A Terceira Via Como Escada
E como esta se tornou linha auxiliar da
extrema-direita
Cláudio Carraly*
Há um incômodo silencioso que percorre os eventos da centro-direita
brasileira quando um nome da extrema-direita surge nas conversas de bastidor.
Não é repulsa, é apenas um leve constrangimento. No dia a dia, esse doce
constrangimento se dissolve em abraços, palcos compartilhados e uma sintonia de
alvos que torna irrelevante qualquer diferença programática alegada. A terceira
via, esse projeto político que em tese se apresentaria como alternativa tanto à
esquerda quanto à direita irascível, tornou-se na prática linha auxiliar da
extrema-direita.
O fenômeno não é brasileiro, mas aqui adquiriu contornos bem
particulares. Na Europa, a dinâmica se deu principalmente por absorção
programática; aqui, a terceira via optou por uma estratégia de fragmentação
aparente: muitas candidaturas, os mesmos palcos, um único adversário real. O
que está em curso não é uma disputa entre projetos de país. É uma divisão
tática de trabalho político cujo efeito principal é deslocar, gradual e
inexoravelmente, os limites do aceitável.
Esta análise examina os mecanismos pelos quais a terceira via opera como
dispositivo de normalização da extrema-direita. Não se trata de negar a
existência de liberais democratas sinceros. Trata-se de observar que seu
comportamento político concreto, independentemente das intenções declaradas,
produz efeitos objetivos de legitimação do radicalismo autoritário.
O Caso Brasileiro: A
Fragmentação Como Método
Desde 2018, a terceira via brasileira encontrou sua vocação: ser tudo
aquilo que a extrema-direita não pode dizer em público. Enquanto o radicalismo
vocaliza o que há de mais brutal no inconsciente das massas, a terceira via
traduz esses impulsos para a linguagem dos editoriais, dos congressos
empresariais, dos debates televisionados.
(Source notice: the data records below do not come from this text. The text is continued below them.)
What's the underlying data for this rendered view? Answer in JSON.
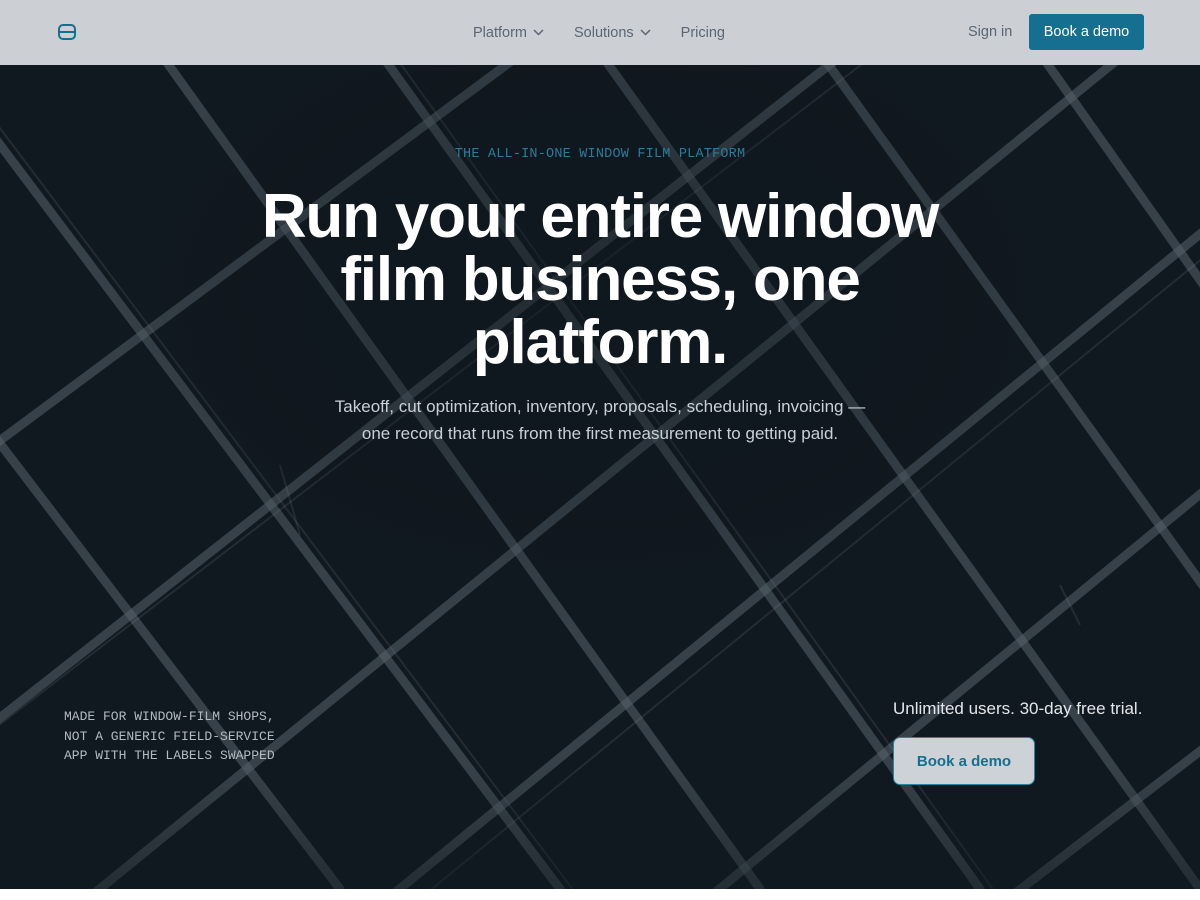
{
  "nav": {
    "logo_icon": "cylinder-logo-icon",
    "links": [
      {
        "label": "Platform",
        "has_dropdown": true
      },
      {
        "label": "Solutions",
        "has_dropdown": true
      },
      {
        "label": "Pricing",
        "has_dropdown": false
      }
    ],
    "sign_in": "Sign in",
    "cta": "Book a demo"
  },
  "hero": {
    "eyebrow": "THE ALL-IN-ONE WINDOW FILM PLATFORM",
    "headline": "Run your entire window film business, one platform.",
    "subtext": "Takeoff, cut optimization, inventory, proposals, scheduling, invoicing — one record that runs from the first measurement to getting paid.",
    "tagline": "MADE FOR WINDOW-FILM SHOPS, NOT A GENERIC FIELD-SERVICE APP WITH THE LABELS SWAPPED",
    "trial": "Unlimited users. 30-day free trial.",
    "cta": "Book a demo"
  },
  "colors": {
    "accent": "#14708e",
    "nav_background": "#ccd0d4",
    "hero_background": "#10191f",
    "eyebrow": "#2d7b99"
  }
}
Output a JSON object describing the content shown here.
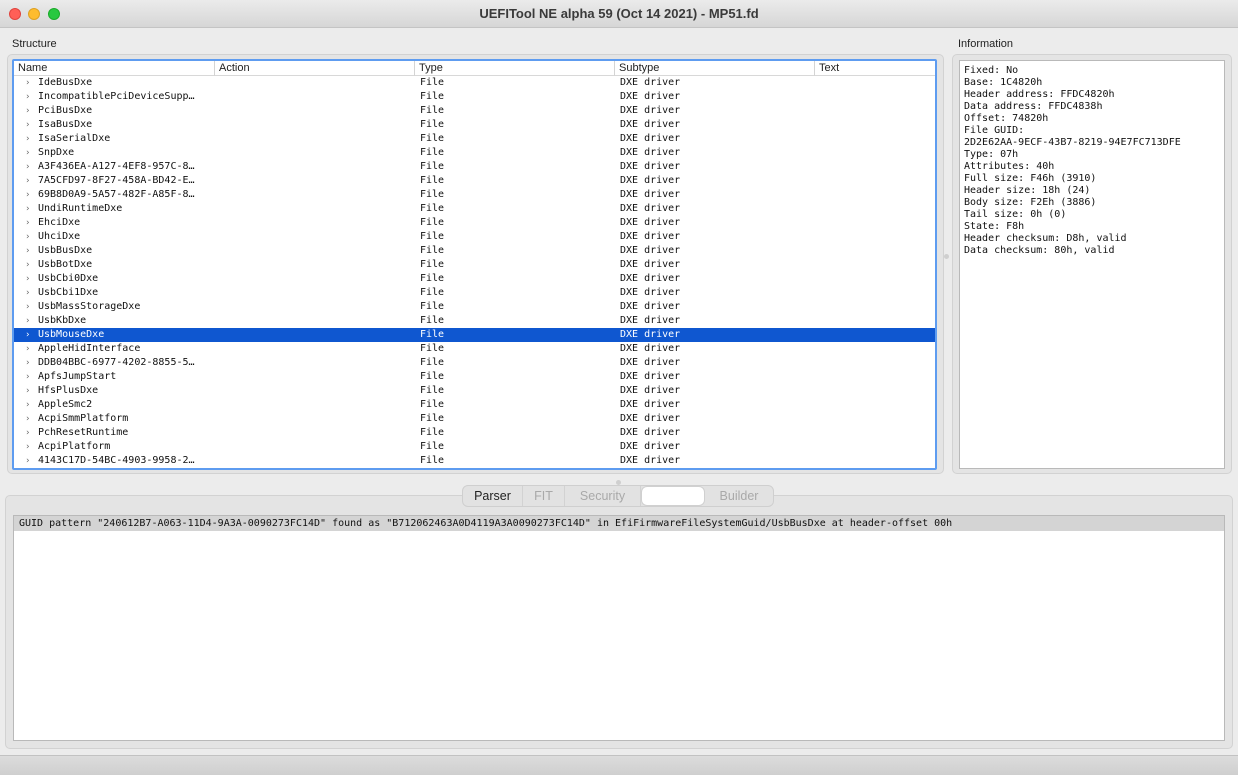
{
  "window": {
    "title": "UEFITool NE alpha 59 (Oct 14 2021) - MP51.fd"
  },
  "structure": {
    "label": "Structure",
    "columns": [
      "Name",
      "Action",
      "Type",
      "Subtype",
      "Text"
    ],
    "rows": [
      {
        "name": "IdeBusDxe",
        "type": "File",
        "subtype": "DXE driver"
      },
      {
        "name": "IncompatiblePciDeviceSupp…",
        "type": "File",
        "subtype": "DXE driver"
      },
      {
        "name": "PciBusDxe",
        "type": "File",
        "subtype": "DXE driver"
      },
      {
        "name": "IsaBusDxe",
        "type": "File",
        "subtype": "DXE driver"
      },
      {
        "name": "IsaSerialDxe",
        "type": "File",
        "subtype": "DXE driver"
      },
      {
        "name": "SnpDxe",
        "type": "File",
        "subtype": "DXE driver"
      },
      {
        "name": "A3F436EA-A127-4EF8-957C-8…",
        "type": "File",
        "subtype": "DXE driver"
      },
      {
        "name": "7A5CFD97-8F27-458A-BD42-E…",
        "type": "File",
        "subtype": "DXE driver"
      },
      {
        "name": "69B8D0A9-5A57-482F-A85F-8…",
        "type": "File",
        "subtype": "DXE driver"
      },
      {
        "name": "UndiRuntimeDxe",
        "type": "File",
        "subtype": "DXE driver"
      },
      {
        "name": "EhciDxe",
        "type": "File",
        "subtype": "DXE driver"
      },
      {
        "name": "UhciDxe",
        "type": "File",
        "subtype": "DXE driver"
      },
      {
        "name": "UsbBusDxe",
        "type": "File",
        "subtype": "DXE driver"
      },
      {
        "name": "UsbBotDxe",
        "type": "File",
        "subtype": "DXE driver"
      },
      {
        "name": "UsbCbi0Dxe",
        "type": "File",
        "subtype": "DXE driver"
      },
      {
        "name": "UsbCbi1Dxe",
        "type": "File",
        "subtype": "DXE driver"
      },
      {
        "name": "UsbMassStorageDxe",
        "type": "File",
        "subtype": "DXE driver"
      },
      {
        "name": "UsbKbDxe",
        "type": "File",
        "subtype": "DXE driver"
      },
      {
        "name": "UsbMouseDxe",
        "type": "File",
        "subtype": "DXE driver",
        "selected": true
      },
      {
        "name": "AppleHidInterface",
        "type": "File",
        "subtype": "DXE driver"
      },
      {
        "name": "DDB04BBC-6977-4202-8855-5…",
        "type": "File",
        "subtype": "DXE driver"
      },
      {
        "name": "ApfsJumpStart",
        "type": "File",
        "subtype": "DXE driver"
      },
      {
        "name": "HfsPlusDxe",
        "type": "File",
        "subtype": "DXE driver"
      },
      {
        "name": "AppleSmc2",
        "type": "File",
        "subtype": "DXE driver"
      },
      {
        "name": "AcpiSmmPlatform",
        "type": "File",
        "subtype": "DXE driver"
      },
      {
        "name": "PchResetRuntime",
        "type": "File",
        "subtype": "DXE driver"
      },
      {
        "name": "AcpiPlatform",
        "type": "File",
        "subtype": "DXE driver"
      },
      {
        "name": "4143C17D-54BC-4903-9958-2…",
        "type": "File",
        "subtype": "DXE driver"
      }
    ],
    "chevron_icon": "chevron-right-icon"
  },
  "information": {
    "label": "Information",
    "lines": [
      "Fixed: No",
      "Base: 1C4820h",
      "Header address: FFDC4820h",
      "Data address: FFDC4838h",
      "Offset: 74820h",
      "File GUID:",
      "2D2E62AA-9ECF-43B7-8219-94E7FC713DFE",
      "Type: 07h",
      "Attributes: 40h",
      "Full size: F46h (3910)",
      "Header size: 18h (24)",
      "Body size: F2Eh (3886)",
      "Tail size: 0h (0)",
      "State: F8h",
      "Header checksum: D8h, valid",
      "Data checksum: 80h, valid"
    ]
  },
  "bottom_tabs": [
    {
      "label": "Parser",
      "state": "active"
    },
    {
      "label": "FIT",
      "state": "disabled"
    },
    {
      "label": "Security",
      "state": "disabled"
    },
    {
      "label": "",
      "state": "blank"
    },
    {
      "label": "Builder",
      "state": "disabled"
    }
  ],
  "messages": [
    "GUID pattern \"240612B7-A063-11D4-9A3A-0090273FC14D\" found as \"B712062463A0D4119A3A0090273FC14D\" in EfiFirmwareFileSystemGuid/UsbBusDxe at header-offset 00h"
  ],
  "colors": {
    "selection": "#0f57d0",
    "focus_ring": "#5e9cf0",
    "close": "#ff5f57",
    "minimize": "#febc2e",
    "maximize": "#28c840"
  }
}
Um mesmo conteúdo, a deslegitimação
do adversário, a rejeição a qualquer projeto redistributivo, a hostilidade ao
Estado como arena de disputa democrática, transita entre o grito e a análise
técnica sem que a substância se altere.
No noticiário brasileiro, "terceira via" virou rótulo frouxo,
aplicado a qualquer candidatura de partido de centrão, da mais tímida à mais
próxima do bolsonarismo declarado. Esta análise usa o termo em sentido mais estrito.
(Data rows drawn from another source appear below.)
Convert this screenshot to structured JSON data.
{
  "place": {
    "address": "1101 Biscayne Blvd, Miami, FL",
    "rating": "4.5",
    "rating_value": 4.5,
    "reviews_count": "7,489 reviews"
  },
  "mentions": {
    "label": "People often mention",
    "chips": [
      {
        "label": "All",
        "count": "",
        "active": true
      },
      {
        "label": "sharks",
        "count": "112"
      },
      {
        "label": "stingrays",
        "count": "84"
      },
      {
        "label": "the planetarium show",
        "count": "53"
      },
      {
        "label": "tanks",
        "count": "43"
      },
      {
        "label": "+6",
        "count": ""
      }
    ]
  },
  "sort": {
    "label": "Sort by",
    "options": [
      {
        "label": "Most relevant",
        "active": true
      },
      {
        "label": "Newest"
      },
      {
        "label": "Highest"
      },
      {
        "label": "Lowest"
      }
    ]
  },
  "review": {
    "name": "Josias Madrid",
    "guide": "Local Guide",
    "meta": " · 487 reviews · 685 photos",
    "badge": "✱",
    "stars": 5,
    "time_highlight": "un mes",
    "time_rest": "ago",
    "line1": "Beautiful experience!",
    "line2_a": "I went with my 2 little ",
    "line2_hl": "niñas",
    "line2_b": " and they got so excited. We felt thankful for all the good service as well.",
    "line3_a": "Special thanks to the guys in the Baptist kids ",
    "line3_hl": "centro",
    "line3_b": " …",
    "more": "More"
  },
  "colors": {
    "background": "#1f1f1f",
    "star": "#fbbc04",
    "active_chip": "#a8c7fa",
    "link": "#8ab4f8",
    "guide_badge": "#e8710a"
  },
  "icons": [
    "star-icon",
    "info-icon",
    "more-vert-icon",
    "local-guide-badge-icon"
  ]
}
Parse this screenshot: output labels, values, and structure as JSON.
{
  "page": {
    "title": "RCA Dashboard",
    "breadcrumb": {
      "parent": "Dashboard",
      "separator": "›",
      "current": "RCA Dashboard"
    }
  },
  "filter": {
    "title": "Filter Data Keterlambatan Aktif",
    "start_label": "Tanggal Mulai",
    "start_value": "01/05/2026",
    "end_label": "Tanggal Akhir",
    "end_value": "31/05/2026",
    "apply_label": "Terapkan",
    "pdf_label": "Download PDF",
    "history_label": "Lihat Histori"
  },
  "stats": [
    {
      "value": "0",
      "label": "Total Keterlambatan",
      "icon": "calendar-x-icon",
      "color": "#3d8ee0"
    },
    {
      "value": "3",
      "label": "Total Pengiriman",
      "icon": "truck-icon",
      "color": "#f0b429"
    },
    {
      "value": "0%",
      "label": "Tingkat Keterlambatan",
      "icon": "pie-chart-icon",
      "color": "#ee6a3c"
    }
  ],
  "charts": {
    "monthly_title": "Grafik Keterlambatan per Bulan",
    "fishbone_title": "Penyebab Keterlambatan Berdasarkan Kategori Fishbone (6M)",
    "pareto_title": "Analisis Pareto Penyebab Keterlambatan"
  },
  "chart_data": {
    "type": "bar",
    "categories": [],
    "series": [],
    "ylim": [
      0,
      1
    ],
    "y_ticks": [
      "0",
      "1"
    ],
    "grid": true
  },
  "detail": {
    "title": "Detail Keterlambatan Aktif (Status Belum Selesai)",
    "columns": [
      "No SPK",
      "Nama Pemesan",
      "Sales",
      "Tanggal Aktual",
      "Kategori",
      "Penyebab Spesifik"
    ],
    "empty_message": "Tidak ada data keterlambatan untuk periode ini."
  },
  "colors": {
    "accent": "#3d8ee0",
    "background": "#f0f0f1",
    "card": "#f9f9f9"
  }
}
Não como etiqueta de imprensa, mas como categoria funcional: o papel que uma
candidatura efetivamente desempenha na normalização do radicalismo,
independentemente do nome que carrega. Uma candidatura pode ostentar o rótulo
sem cumprir função alguma de escada; outra pode recusá-lo e cumpri-la à risca.
O que importa, para os fins deste texto, não é o rótulo. É a função.
O que torna o caso brasileiro especialmente revelador é a desenvoltura
com que essa chamada terceira via administra suas contradições. Quando
questionada sobre a companhia que mantém, a resposta é sempre coreografada:
minimizar o aliado incômodo como exagero retórico, relativizar a ameaça citando
exemplos descontextualizados da esquerda, ou justificar a aliança como
pragmatismo político, ou a abjeta defesa do chamado “mal menor”. A objeção mais
sofisticada que essa coreografia produz merece ser enfrentada de frente, não
descartada de passagem. Dizem seus arautos que é preciso opor à esquerda um
projeto de poder capaz de vencer eleições, e que pureza ideológica não vence
pleitos. O argumento seria respeitável se a história não tivesse já respondido
a ele. Cada vez que a moderação apostou nessa coalizão ampla para vencer com o
que se tem, ela não venceu a extrema-direita; foi vencida por ela. Realismo que
sistematicamente perde não é realismo, é uma simples rendição com sotaque
técnico.
A estratégia da fragmentação opera em frentes simultâneas e ganha
nitidez quando se olha para nomes concretos da corrida presidencial de 2026 em
vez de categorias abstratas. Romeu Zema ocupa o nicho do liberalismo econômico,
construído sobre dois mandatos em Minas Gerais e um discurso anticorrupção
dirigido quase inteiramente contra o PT. O mesmo Zema, porém, já anunciou que
concederia indulto a Jair Bolsonaro e aos condenados pelos atos de 8 de
janeiro, já defendeu o impeachment de ministros do STF e evita, com cuidado
calculado, qualquer crítica a Flávio Bolsonaro, seu concorrente à direita.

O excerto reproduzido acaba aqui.